WASHINGTON — The FCC has identified the 6 GHz band as spectrum that could be used for 5G. Current users of the band include not only broadcasters, but first responders, utilities, railroads and wireless licensees with point-to-point high-speed data links that provide mission-critical services.
The Enterprise Wireless Alliance is now commenting — telling the FCC that it has “grave concerns about putting the 6 GHz microwave band into play for 5G,” according to fiercewireless.com. The EWA is urging the FCC not to proceed with any band sharing proposal “unless or until the commission has empirical evidence that unlicensed U-NII-type usage can be controlled sufficiently to avoid causing destructive interference.”
Earlier this year, a group of tech companies presented an engineering analysis prepared by RKF Engineering Solutions showing that spectrum sharing is “feasible between 6 GHz band incumbents and unlicensed devices,” or what’s dubbed Radio Local Area Network operations, according to the same article — but others challenged the study’s conclusions and how it was done.
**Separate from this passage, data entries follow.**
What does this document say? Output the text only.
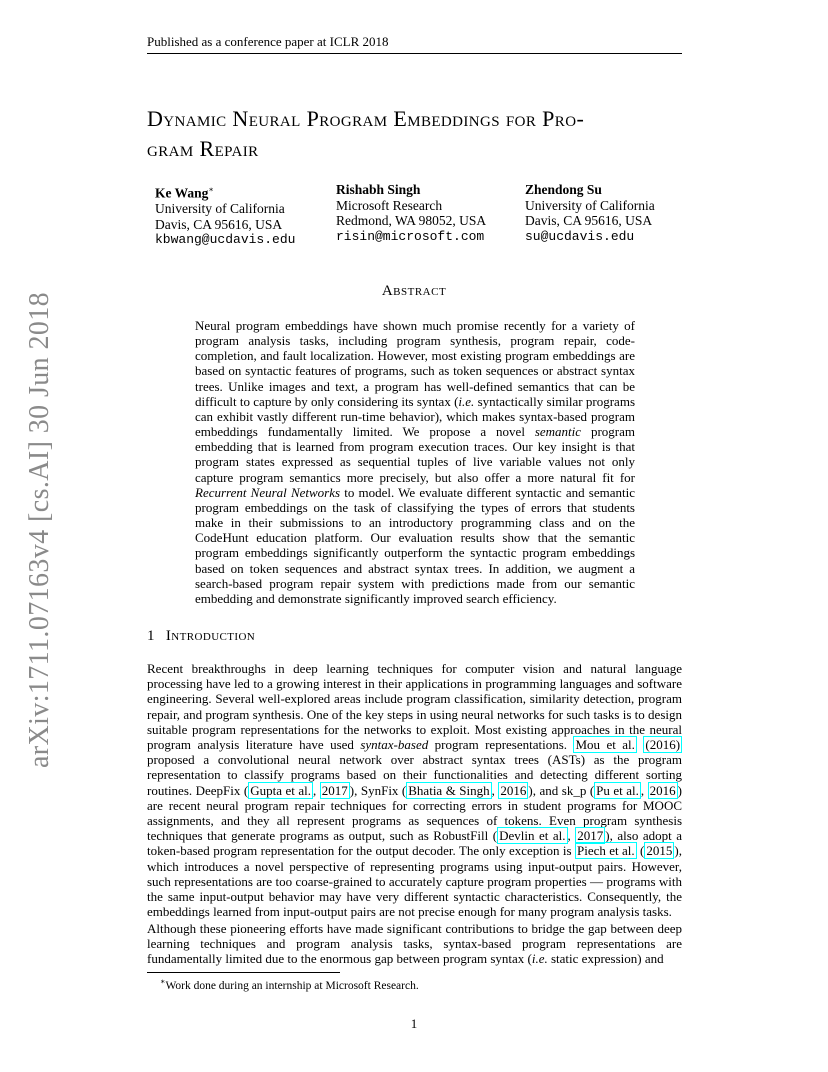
Published as a conference paper at ICLR 2018
arXiv:1711.07163v4 [cs.AI] 30 Jun 2018
Dynamic Neural Program Embeddings for Pro-
gram Repair
Ke Wang∗
University of California
Davis, CA 95616, USA
kbwang@ucdavis.edu
Rishabh Singh
Microsoft Research
Redmond, WA 98052, USA
risin@microsoft.com
Zhendong Su
University of California
Davis, CA 95616, USA
su@ucdavis.edu
Abstract
Neural program embeddings have shown much promise recently for a variety of program analysis tasks, including program synthesis, program repair, code-completion, and fault localization. However, most existing program embeddings are based on syntactic features of programs, such as token sequences or abstract syntax trees. Unlike images and text, a program has well-defined semantics that can be difficult to capture by only considering its syntax (i.e. syntactically similar programs can exhibit vastly different run-time behavior), which makes syntax-based program embeddings fundamentally limited. We propose a novel semantic program embedding that is learned from program execution traces. Our key insight is that program states expressed as sequential tuples of live variable values not only capture program semantics more precisely, but also offer a more natural fit for Recurrent Neural Networks to model. We evaluate different syntactic and semantic program embeddings on the task of classifying the types of errors that students make in their submissions to an introductory programming class and on the CodeHunt education platform. Our evaluation results show that the semantic program embeddings significantly outperform the syntactic program embeddings based on token sequences and abstract syntax trees. In addition, we augment a search-based program repair system with predictions made from our semantic embedding and demonstrate significantly improved search efficiency.
1 Introduction
Recent breakthroughs in deep learning techniques for computer vision and natural language processing have led to a growing interest in their applications in programming languages and software engineering. Several well-explored areas include program classification, similarity detection, program repair, and program synthesis. One of the key steps in using neural networks for such tasks is to design suitable program representations for the networks to exploit. Most existing approaches in the neural program analysis literature have used syntax-based program representations. Mou et al. (2016) proposed a convolutional neural network over abstract syntax trees (ASTs) as the program representation to classify programs based on their functionalities and detecting different sorting routines. DeepFix ( Gupta et al. , 2017 ), SynFix ( Bhatia & Singh , 2016 ), and sk_p ( Pu et al. , 2016 ) are recent neural program repair techniques for correcting errors in student programs for MOOC assignments, and they all represent programs as sequences of tokens. Even program synthesis techniques that generate programs as output, such as RobustFill ( Devlin et al. , 2017 ), also adopt a token-based program representation for the output decoder. The only exception is Piech et al. ( 2015 ), which introduces a novel perspective of representing programs using input-output pairs. However, such representations are too coarse-grained to accurately capture program properties — programs with the same input-output behavior may have very different syntactic characteristics. Consequently, the embeddings learned from input-output pairs are not precise enough for many program analysis tasks.
Although these pioneering efforts have made significant contributions to bridge the gap between deep learning techniques and program analysis tasks, syntax-based program representations are fundamentally limited due to the enormous gap between program syntax (i.e. static expression) and
∗Work done during an internship at Microsoft Research.
1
The Fixed Wireless Communications Coalition, AT&T Services and National Spectrum Management Association all criticized the study and insist that the use of RLANs will cause harmful interference to 6 GHz fixed links.
It’s unknown if and when the commission will take any action on the 6 GHz band proposals, but FCC Commissioner Michael O’Rielly has said he thinks the 6 GHz band and the 3.7-4.2 GHz band are closely tied together. “To the extent necessary, interference mitigation can resolve any arising problems,” he told fiercewireless.
That’s easy for him to say, especially as he won’t have anything personally to do with whatever problems it causes.